Earlier this month she opened Mondo, a casual, pan-cultural restaurant that is as likely to serve plantains as beignets. She has also recently gained some popular cultural currency, both as a Top Chef judge and as the inspiration for the chef in the HBO series Treme who struggles to hold onto her restaurant in the wake of Hurricane Katrina. Ms. Spicer is a culinary consultant for the show.
Ms. Spicer said she was taken aback by the attention the suit is getting, particularly from bloggers and journalists who have argued that she doesn’t serve that much local seafood or that she is in it for the money.
“I was a little blindsided by all of this,” she said. “But I think it needs to be done and I hope more people will join.”
It’s not clear how wide-ranging support for the suit will be. Frank Brigtsen, who runs two restaurants, would not comment on the suit. Emeril Lagasse said he was not joining at this time.
“We are continuing to closely monitor the situation and the oil leak’s impact on Emeril’s restaurant business,” Jeff Hinson, Mr. Lagasse’s public relations manager, wrote in an e-mail message to the Times.
But the movement was getting some support from smaller businesses. Franky and Johnny’s, a neighborhood po’ boy and seafood restaurant, has signed on. And JoAnn Clevenger, who for nearly 30 years has run the Upperline Restaurant, plans to jump in, too.
She wasn’t surprised larger restaurants weren’t.
“Susan is an entrepreneurial chef. She is not big business like Emeril. For her and for other owner-operated businesses, what else are we going to do?” she said.
After Hurricane Katrina, small business owners felt like they could pick up the pieces, rebuild and pitch in to help others. That’s not the case with the oil spill.

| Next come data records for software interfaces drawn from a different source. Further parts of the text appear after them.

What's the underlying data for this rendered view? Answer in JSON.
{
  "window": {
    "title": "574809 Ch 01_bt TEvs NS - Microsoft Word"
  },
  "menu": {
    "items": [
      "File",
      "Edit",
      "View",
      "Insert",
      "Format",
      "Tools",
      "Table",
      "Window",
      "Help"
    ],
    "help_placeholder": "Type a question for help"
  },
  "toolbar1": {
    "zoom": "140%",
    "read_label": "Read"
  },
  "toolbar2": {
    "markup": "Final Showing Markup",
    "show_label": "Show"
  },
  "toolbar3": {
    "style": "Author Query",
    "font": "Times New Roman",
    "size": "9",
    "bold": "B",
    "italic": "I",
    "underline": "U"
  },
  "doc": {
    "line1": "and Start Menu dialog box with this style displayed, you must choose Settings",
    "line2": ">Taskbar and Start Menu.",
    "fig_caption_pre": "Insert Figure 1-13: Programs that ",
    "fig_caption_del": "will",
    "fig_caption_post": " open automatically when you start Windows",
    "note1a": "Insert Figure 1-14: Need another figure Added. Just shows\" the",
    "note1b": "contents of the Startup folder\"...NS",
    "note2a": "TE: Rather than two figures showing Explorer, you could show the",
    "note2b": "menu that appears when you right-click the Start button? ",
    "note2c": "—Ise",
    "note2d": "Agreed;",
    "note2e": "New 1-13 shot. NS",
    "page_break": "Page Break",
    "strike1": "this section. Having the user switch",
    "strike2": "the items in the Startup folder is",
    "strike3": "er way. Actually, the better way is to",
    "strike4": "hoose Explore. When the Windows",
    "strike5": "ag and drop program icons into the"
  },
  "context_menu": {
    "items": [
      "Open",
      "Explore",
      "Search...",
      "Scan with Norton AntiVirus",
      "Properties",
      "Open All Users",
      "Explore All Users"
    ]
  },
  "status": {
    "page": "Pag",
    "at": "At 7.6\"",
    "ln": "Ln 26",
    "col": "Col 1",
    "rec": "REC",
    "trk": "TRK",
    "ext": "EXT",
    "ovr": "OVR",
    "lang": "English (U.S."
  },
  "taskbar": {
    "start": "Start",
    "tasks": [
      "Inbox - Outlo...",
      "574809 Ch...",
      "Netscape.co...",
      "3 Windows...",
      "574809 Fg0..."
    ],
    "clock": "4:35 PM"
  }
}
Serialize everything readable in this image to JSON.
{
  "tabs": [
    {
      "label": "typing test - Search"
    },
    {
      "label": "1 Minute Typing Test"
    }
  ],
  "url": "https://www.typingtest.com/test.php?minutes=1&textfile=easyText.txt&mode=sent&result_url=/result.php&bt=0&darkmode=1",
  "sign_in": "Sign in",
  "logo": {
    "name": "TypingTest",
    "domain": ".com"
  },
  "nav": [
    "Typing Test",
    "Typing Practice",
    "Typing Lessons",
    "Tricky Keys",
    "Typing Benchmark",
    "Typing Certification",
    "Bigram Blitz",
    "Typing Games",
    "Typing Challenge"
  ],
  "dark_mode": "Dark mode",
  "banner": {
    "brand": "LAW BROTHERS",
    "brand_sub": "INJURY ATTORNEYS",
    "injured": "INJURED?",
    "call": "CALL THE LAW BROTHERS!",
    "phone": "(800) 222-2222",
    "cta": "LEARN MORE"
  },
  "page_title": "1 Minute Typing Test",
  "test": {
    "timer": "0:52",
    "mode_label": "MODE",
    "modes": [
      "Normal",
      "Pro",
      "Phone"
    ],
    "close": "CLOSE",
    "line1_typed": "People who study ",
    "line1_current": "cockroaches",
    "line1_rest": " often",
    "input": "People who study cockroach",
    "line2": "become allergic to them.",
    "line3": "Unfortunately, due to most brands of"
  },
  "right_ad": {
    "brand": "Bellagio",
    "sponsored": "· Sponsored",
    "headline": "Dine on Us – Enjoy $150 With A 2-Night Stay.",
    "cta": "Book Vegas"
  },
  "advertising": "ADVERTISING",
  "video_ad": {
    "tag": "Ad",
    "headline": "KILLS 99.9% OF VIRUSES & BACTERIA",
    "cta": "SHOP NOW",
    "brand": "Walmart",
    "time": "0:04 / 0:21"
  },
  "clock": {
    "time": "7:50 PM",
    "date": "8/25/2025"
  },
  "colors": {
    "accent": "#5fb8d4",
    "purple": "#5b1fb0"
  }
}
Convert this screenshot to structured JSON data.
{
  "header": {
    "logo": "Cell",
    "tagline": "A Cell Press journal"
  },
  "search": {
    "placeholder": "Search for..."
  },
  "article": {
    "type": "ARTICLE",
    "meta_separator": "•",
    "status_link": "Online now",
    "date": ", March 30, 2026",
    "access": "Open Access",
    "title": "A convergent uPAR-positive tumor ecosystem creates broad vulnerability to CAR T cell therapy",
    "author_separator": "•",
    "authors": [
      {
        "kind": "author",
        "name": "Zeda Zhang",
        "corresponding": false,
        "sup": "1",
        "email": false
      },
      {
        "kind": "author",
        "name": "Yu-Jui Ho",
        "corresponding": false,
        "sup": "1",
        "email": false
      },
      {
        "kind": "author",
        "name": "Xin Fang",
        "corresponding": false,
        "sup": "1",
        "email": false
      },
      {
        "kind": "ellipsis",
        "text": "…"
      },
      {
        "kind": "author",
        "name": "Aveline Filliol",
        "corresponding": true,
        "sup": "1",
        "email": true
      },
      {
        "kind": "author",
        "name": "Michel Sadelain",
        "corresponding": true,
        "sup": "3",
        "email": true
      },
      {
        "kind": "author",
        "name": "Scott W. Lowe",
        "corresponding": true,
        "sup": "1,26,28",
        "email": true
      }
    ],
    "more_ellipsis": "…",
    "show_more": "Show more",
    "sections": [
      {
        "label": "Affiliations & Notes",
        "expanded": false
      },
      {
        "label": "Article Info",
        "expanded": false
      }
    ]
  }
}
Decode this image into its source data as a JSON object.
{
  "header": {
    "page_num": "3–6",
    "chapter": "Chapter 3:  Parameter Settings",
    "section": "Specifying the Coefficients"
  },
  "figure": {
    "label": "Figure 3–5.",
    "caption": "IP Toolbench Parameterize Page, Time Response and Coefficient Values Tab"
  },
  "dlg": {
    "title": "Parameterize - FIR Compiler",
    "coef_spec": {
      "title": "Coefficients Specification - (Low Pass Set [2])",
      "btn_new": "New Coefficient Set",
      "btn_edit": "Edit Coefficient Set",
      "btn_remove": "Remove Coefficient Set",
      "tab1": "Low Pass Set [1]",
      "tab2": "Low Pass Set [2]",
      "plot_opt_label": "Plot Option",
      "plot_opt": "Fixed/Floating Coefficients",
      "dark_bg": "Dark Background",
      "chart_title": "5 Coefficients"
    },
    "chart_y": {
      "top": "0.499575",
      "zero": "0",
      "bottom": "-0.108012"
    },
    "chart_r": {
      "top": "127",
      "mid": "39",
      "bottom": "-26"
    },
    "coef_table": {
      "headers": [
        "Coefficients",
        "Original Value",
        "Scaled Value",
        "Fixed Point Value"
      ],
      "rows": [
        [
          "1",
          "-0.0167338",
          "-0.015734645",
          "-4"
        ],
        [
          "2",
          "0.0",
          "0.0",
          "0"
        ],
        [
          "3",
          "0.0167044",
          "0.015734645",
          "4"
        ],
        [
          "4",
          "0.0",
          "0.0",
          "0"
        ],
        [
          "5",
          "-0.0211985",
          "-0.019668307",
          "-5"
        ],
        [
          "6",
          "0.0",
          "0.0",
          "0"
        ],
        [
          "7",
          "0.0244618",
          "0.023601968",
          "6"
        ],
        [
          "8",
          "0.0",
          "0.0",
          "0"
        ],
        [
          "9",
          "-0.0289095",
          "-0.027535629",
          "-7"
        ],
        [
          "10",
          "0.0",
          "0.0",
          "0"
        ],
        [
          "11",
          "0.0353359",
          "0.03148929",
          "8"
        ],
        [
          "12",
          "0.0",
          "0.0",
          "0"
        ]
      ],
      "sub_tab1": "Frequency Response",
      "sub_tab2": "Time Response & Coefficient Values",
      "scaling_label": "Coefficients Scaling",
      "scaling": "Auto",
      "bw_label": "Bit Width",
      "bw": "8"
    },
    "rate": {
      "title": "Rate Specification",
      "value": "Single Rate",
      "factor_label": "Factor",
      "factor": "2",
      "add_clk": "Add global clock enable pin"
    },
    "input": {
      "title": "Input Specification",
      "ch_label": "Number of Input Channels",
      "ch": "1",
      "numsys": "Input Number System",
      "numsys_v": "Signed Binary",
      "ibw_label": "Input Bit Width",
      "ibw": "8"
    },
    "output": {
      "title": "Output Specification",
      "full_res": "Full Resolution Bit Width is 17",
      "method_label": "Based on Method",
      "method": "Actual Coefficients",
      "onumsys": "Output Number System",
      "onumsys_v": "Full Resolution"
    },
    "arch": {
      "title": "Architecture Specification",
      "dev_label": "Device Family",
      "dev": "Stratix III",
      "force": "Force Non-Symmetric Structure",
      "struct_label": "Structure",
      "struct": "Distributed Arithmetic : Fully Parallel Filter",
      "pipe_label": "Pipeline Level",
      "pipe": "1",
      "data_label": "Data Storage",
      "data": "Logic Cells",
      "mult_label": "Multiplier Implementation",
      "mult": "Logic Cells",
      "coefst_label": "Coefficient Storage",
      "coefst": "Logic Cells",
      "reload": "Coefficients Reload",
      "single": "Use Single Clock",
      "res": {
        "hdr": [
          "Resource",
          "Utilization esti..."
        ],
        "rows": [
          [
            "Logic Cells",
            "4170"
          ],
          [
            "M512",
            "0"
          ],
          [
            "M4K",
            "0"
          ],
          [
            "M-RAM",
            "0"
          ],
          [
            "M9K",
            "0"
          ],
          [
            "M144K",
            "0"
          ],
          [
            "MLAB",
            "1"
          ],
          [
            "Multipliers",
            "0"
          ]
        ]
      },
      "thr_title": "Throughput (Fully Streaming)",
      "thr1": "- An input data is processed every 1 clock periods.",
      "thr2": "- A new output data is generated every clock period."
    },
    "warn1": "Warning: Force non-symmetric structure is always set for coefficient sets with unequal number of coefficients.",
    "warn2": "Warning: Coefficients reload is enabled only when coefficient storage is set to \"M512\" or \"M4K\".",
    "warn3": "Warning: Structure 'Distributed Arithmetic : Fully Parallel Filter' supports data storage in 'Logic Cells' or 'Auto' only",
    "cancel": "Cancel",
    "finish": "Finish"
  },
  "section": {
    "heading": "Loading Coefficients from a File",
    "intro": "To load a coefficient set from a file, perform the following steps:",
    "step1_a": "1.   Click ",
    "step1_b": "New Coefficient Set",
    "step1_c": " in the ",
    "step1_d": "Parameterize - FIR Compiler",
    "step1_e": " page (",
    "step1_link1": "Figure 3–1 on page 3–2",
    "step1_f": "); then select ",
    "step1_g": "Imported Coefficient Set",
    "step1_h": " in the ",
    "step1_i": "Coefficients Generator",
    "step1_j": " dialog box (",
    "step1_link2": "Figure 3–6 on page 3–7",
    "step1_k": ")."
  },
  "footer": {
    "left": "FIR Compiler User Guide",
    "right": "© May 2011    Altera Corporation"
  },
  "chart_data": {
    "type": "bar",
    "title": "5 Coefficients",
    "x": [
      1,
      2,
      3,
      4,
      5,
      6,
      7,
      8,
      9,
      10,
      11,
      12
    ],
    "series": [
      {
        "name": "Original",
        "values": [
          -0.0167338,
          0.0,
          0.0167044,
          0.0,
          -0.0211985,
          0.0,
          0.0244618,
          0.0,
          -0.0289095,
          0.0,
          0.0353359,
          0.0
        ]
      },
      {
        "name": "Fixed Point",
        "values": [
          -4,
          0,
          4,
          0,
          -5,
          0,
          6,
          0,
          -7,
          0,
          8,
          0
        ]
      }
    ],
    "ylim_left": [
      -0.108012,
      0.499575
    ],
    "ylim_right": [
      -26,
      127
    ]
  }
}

“That can-do spirit has been quashed,” she said. “But what Susan is doing can give us that spirit back.”
The suit is designed to include restaurant owners and retailers of seafood that is marketed and sold as local or from Louisiana or the Gulf of Mexico. That means the suit could extend to chefs and seafood shops in all five Gulf states, some of whom have already filed separate suits.
The next step is a hearing scheduled for July 27, when a federal panel of judges meets in Boise, Idaho, to decide whether all the claims relating to the oil spill will be consolidated and put into the hands of a special master. The panel is also expected to decide where litigation about the oil spill will be held if it is consolidated.
Plaintiffs are fighting to keep it from being consolidated in Houston, where many oil companies are headquartered.